Thanks for checking out the report Steven! As the head of Versett’s D&I initiative, I’m honored that you took time out of your day to check out what my team and I have worked hard to publish over the past few months. That being said, we are definitely aware that we need to put in a lot more hard work in order to have a company that reflects the demographic composition of the countries in which we do business. If you or any of your friends are looking for jobs, feel free to check out our job postings!
First, I really like the design of the page and illustrations but despite your mission the company doesn't seem very diverse based on the numbers?
If I count all the interns I'm at a 50-50 male/female ratio at my company. We've also never not hired someone because of their ethnicity, gender or sexual orientation. As demographics and educational trends gravitate more women towards this field in my location I'm not really surprised that I'm seeing more females join the workforce as I did 5/7 years ago when I started my career.

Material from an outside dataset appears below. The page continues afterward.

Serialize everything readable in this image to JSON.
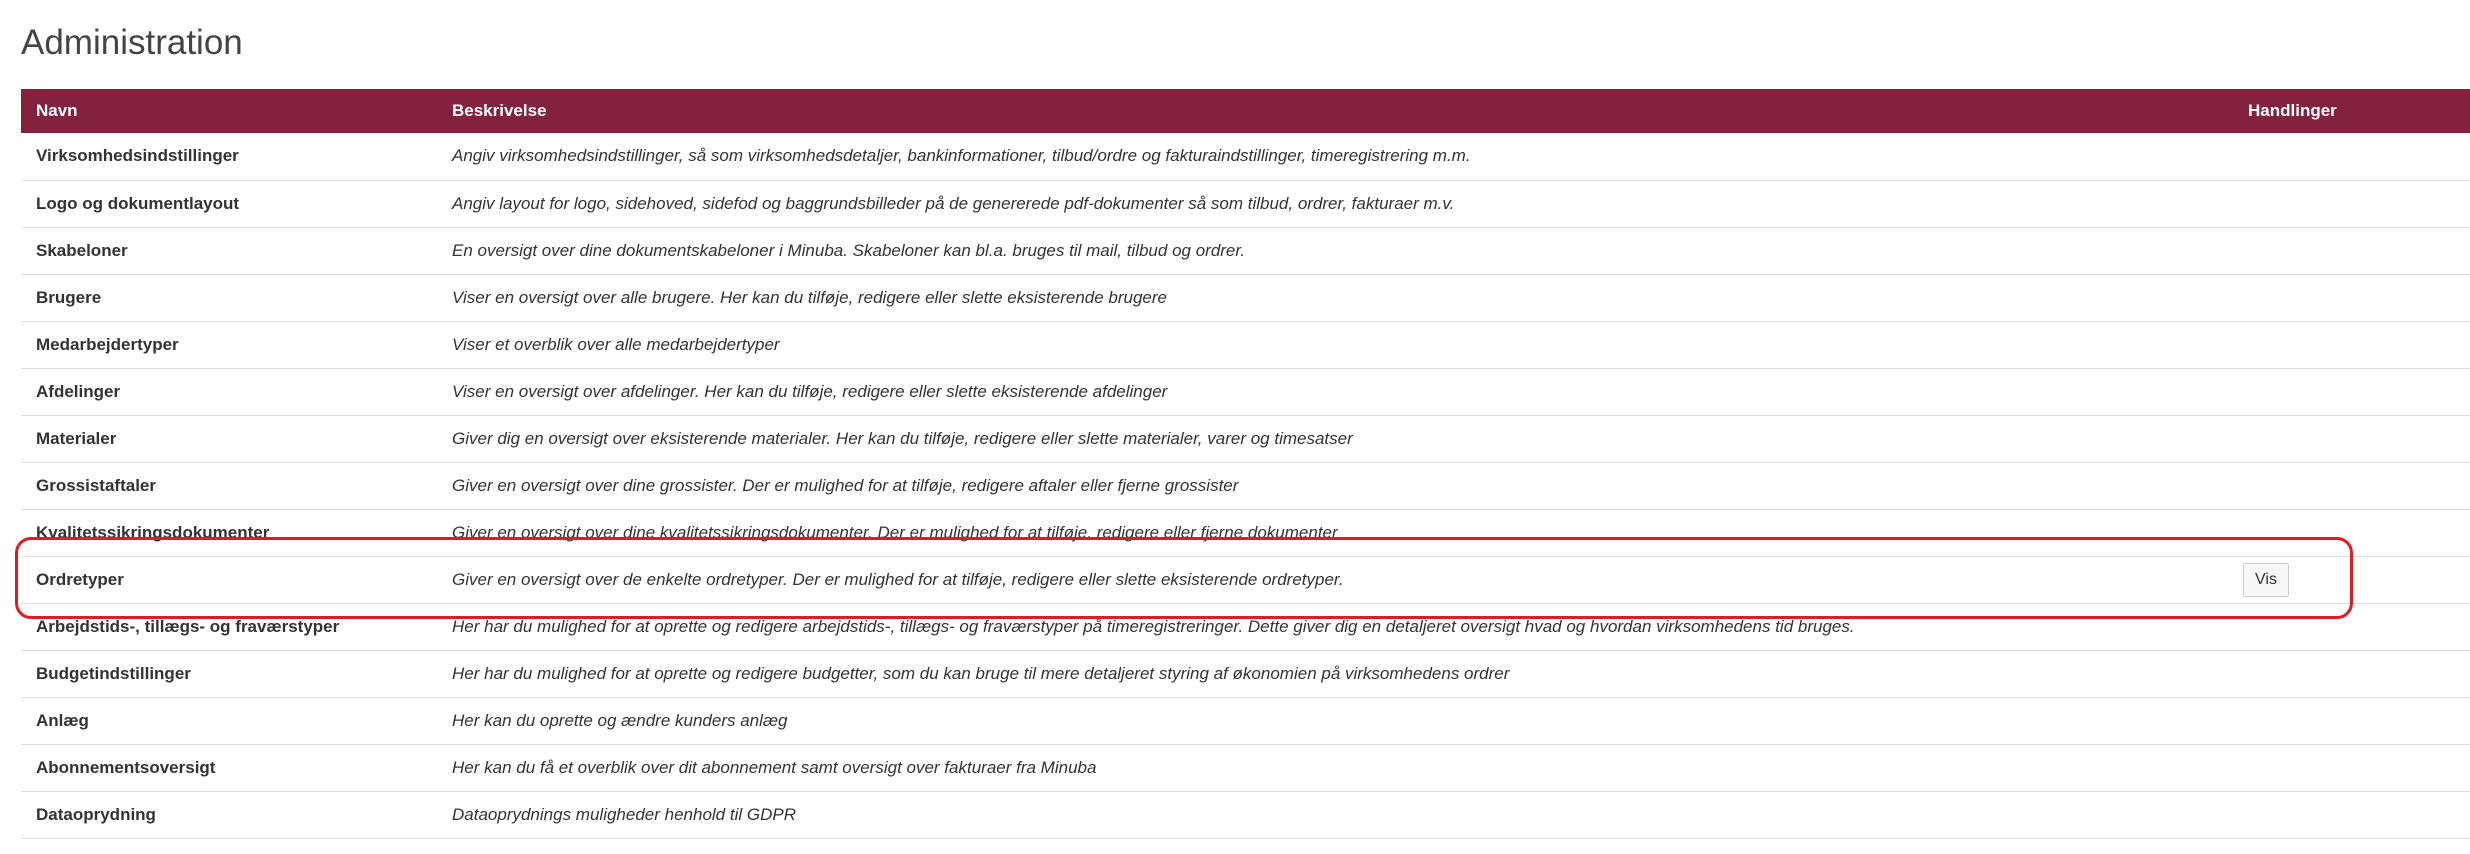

Also I think too many companies trying to pursue this mostly are focused on trying to get a more diverse company because it is good for PR. Being inclusive is not something you can start with hiring more diverse people. You really need to open your company in more ways like get business from more diverse clients as well.
It feels like many companies are putting out a press release these days basically saying: "We've ended discrimination so you can join us now!". While at the same time working for the same Fortune 500 companies.

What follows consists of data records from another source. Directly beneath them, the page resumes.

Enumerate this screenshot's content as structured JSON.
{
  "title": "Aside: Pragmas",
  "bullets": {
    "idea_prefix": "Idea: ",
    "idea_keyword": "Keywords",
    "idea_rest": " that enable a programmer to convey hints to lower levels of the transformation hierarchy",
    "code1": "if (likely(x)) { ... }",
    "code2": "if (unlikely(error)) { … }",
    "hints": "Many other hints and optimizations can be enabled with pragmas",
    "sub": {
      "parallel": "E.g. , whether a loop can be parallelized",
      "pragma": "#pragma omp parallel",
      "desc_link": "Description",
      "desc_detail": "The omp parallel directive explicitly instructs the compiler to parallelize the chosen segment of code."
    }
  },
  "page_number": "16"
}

"Also I think too many companies trying to pursue this mostly are focused on trying to get a more diverse company because it is good for PR."
Thank you so much!
We are aware that our company lacks diversity. Gender parity is one of our core diversity goals over the next few years. However, knowing that a majority of our employees work out of Canada, we’re not doing too poorly in terms of representation when compared to the demographic composition of the regions in which we operate, and we’re very proud of that. That being said, we’re definitely not perfect, and there’s always ways to improve- especially in our leadership team.
It’s really amazing that your company has achieved a 50/50 ratio! We hope that at Versett we will be joining you there soon. Do you have any tips for getting more women in the hiring pipeline?
I also want to point out that we have not nor do we intend to hire anyone solely based on a social group they belong to- we more want to be aware of and transparent about our current diversity statistics. In the same way we want other companies to be transparent about their diversity statistics, publishing these also lets the community hold us accountable.
Your points are totally valid. We realize that discrimination won’t be ended with a diversity post. Diversity and inclusivity is something that our whole team has been passionate about for a while. As a fairly new hire, I made D&I my top priority after joining the team. I had come from a company that had a diversity and inclusivity initiative that was solely concerned with PR and not their employees. I suffered a lot of sexual harassment and discrimination due to my being a woman and also LGBTQIA+; I wouldn’t have spearheaded this initiative at a company I didn’t believe in.